Colonial fictions: Le Petit Soldat and its revisionist sequel, Beau Travail
by Justin Vicari
If The Little Soldier is Eurocentric, with the true Third World totally absent from the film and not allowed to speak for itself, Denis corrects this oversight by setting her revisionist sequel entirely in Africa, where the European Legionnaires are themselves outsiders, classic Others. She redraws the map even further; there is one early sequence that begins with the soldiers — already visibly diverse in their racial backgrounds — training on a beach. We cannot help but note that their stolidly muscular bodies have an equal strength and presence regardless of their differences in skin tone.

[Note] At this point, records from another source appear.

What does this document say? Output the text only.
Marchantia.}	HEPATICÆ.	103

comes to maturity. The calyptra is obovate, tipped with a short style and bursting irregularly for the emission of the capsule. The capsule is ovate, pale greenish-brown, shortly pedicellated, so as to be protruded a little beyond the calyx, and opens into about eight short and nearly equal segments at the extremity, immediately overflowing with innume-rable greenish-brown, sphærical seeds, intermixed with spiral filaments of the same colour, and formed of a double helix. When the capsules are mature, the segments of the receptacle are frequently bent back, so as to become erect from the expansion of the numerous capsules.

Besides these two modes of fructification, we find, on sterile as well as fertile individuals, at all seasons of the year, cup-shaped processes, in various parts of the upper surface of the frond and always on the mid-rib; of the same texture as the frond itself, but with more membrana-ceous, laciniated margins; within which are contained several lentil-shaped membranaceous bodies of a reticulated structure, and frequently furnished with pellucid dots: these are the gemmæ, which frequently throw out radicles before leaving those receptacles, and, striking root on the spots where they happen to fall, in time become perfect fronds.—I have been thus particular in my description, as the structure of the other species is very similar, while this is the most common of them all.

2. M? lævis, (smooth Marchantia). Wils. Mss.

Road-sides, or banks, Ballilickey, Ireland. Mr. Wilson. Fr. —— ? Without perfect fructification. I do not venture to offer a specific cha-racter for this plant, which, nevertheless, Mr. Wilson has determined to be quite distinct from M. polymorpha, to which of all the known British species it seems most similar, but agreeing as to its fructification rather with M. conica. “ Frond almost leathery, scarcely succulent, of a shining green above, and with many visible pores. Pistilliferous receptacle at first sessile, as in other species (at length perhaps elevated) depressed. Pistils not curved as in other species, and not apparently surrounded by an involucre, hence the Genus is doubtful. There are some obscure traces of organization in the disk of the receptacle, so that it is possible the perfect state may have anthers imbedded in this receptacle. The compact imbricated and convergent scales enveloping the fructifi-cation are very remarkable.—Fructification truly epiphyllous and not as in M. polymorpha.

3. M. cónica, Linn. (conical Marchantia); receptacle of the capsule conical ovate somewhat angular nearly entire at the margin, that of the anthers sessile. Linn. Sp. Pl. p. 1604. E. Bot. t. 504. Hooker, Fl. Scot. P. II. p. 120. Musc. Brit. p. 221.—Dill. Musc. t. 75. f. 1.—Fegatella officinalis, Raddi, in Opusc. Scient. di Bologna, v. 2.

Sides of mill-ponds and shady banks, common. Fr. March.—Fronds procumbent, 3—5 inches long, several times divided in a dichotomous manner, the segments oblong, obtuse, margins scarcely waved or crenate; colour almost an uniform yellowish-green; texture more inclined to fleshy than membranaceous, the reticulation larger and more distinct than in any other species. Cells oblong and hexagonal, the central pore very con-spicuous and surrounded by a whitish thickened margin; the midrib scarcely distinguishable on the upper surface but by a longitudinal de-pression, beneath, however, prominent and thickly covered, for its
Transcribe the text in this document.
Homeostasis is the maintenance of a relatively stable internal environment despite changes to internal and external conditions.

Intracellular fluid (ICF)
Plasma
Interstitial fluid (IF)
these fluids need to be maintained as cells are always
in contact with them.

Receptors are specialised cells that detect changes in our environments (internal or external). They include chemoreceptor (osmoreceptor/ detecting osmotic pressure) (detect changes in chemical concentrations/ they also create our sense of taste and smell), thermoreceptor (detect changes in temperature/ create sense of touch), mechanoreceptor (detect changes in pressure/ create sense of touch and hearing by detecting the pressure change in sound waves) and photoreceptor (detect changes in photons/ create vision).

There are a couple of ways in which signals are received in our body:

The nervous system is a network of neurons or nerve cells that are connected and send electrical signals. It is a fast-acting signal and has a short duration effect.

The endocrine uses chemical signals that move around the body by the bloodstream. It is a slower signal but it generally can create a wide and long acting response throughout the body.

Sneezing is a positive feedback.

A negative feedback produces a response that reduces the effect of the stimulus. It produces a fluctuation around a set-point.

Then, in a scene which symbolically dismantles the role of the canonic author as privileged figure, Denis cuts to a close-up of a disembodied hand writing verse in French on the white pages of a notebook, superimposed over ocean waves sparkling and rolling underneath. This striking image is reminiscent of a similar shot of “writing-over-the-ocean” in Francois Truffaut’s The Story of Adele H. (1975), about Victor Hugo’s troubled daughter and her obsessive love for a soldier. That scene's context fits Denis’ purposes (since Galoup’s obsession with Gilles will come to dominate the film), but what is decisive about the shot in her film is the unmistakable political implication in its reversal of privileged points-of-view. Truffaut's Adele Hugo (played by Isabel Adjani) writes many letters in the film, which we see her reciting into the camera as she composes them; at one point we see an image of her face reciting/composing superimposed over ocean waves. But whereas Truffaut attaches this “writing-across-the-waves” to the specific surname of France’s most famous author, thereby underscoring the writer's individualism as such, Denis makes writing poetry wholly anonymous; anyone’s hand could be writing it. Thus, the academic fetish (so familiar from Godard) of name-dropping, of canon formation, is teased here, but ultimately sent away unfulfilled. Denis overrules the mythos of the Great Author in favor of a nameless “writing.”
However, only moments later, when the African Rahel is showing off one of her rugs, she is asked, “Where did you get this?” She proudly answers, “I made it myself.” Denis allows Rahel to be the acclaimed artist, to be given her signatory due. Within these two moments, Denis overturns centuries of scholastic Eurocentric thinking in which poetry is treated as a specialized individualistic achievement and rug-weaving as the random expression of a collective tribal ritual.
Nameless, authorless writing, whether cultural artifact or cultural symptom, suggests a nameless, authorless cinema, whose unfolding messages will be random and raw, not necessarily guided by the eye of a master-craftsman but culled from a species of life-being-lived. Indeed there are times in Beau Travail when Denis achieves this. Some of her scenes mingle dream and documentary in a way that seems to eavesdrop or directly absorb life rather than existing as compositional links in a methodically super-constructed work. Such a decentralized visual and narrative style has its specific uses, not all of which are idealistic in themselves. Sometimes, when artists repudiate high or “imperial” culture, it is not only because that culture is deemed as ineluctably oppressive, allied with an ancien regime or with corrupt power; it is also because that culture, in spite of its legitimate selling points, may no longer be able to save us from lurking threats. Something more genuine and immediate, less insular and more shared, more open and communal, must be evolved at certain historical, turning-point moments.
One is reminded of Godard's young Bruno Forestier trying to understand political chaos through the limited prism of western culture, speculating at one point, “And Veronica, are her eyes Velasquez gray or Renoir gray?” while the world he knows is being torn apart by terrorism, torture and warfare. He is helplessly using the staid canon of imperial culture to try to fathom a changing world in which power itself has begun to be less concentrated, and in which marginalized voices need to be assimilated by the center for the true composition of the world to make sense.
Thus, as a kind of harbinger of new, non-imperial manhood, Beau Travail’s Gilles stands in contrast to the older, more classical and Eurocentric way of thinking. He is on friendly terms with the blacks in the regiment. A semi-surreal sequence shows Gilles and some other young soldiers carrying a nearly naked African through the dusky streets of Djibouti in a kind of victory processional; at one point, they set the African down and he, in turn, carries Gilles on his shoulders. Galoup says, “They carried one of their own,” while we see Gilles doffing his cap and waving like a heroic conqueror. But Gilles’ “conquest” here is fraternal and compassionate — he is pointedly accepted by the natives as “one of their own.” In another scene, we see an African painstakingly pulling sea-urchin needles from Gilles’ foot. Finally, Gilles attacks Galoup precisely to defend another black soldier from being abused.